We have to calculate the 90% confidence interval for the mean.
The population standard deviation is not known, so we have to estimate it from the sample standard deviation and use a t-students distribution to calculate the critical value
(NOTE: although we have a relatively big sample, so it wouldn't be too wrong to approximate the standard deviation of the population with the sample one.. Even though, we will use the Student's t test as usual for unknown population standard deviations).
When σ is not known, s divided by the square root of N is used as an estimate of σM:
[tex]s_M=\dfrac{s}{\sqrt{N}}=\dfrac{7.5}{\sqrt{245}}=\dfrac{7.5}{15.652}=0.479[/tex]
The degrees of freedom for this sample size are:
[tex]df=n-1=245-1=244[/tex]
The t-value for a 90% confidence interval and 244 degrees of freedom is t = 1.651.
The margin of error (MOE) can be calculated as:
[tex]MOE=t\cdot s_M=1.651\cdot0.479=0.791[/tex]
Then, the lower and upper bounds of the confidence interval are:
[tex]\begin{gathered} LL=M-t\cdot s_M=28.6-0.791=27.8 \\ UL=M+t\cdot s_M=28.6+0.791=29.4 \end{gathered}[/tex]

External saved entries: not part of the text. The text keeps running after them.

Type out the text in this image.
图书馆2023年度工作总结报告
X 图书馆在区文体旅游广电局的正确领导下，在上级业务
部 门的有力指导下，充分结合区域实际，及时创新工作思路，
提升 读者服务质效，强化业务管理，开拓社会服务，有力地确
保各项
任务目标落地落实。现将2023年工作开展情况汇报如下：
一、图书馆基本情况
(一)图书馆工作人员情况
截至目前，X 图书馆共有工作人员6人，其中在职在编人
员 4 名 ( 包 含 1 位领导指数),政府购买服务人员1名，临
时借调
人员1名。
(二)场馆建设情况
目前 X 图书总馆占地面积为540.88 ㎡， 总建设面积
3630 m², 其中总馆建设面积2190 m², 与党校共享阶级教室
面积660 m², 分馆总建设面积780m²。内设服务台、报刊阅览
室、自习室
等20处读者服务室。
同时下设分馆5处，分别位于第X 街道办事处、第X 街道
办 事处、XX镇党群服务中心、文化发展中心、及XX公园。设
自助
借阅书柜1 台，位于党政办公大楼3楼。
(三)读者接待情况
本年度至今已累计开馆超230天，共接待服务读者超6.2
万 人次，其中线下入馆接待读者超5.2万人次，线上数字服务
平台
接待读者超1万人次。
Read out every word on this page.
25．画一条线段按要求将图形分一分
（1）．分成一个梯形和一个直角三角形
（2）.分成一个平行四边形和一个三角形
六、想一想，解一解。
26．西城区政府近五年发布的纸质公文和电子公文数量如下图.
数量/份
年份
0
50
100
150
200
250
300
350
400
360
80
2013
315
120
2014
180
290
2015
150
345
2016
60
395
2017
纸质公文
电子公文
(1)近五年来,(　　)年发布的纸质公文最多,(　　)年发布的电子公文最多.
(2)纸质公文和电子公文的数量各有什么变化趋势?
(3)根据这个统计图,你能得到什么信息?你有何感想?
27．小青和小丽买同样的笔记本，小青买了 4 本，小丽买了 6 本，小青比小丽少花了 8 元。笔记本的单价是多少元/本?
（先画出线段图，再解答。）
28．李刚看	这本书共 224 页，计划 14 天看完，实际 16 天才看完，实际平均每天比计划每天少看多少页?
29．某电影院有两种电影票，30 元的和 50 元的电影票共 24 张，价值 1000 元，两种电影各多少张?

The confidence interval for the population mean is:
[tex]27.8<\mu<29.4[/tex]
If we compare this interval with the one calcualted for a smaller sample, we can see that the limits are very similar and both CI contain both sample means.
Answer:
27.8 hg < μ < 29.4 hg.
A. No, because the confidence interval limits are similar.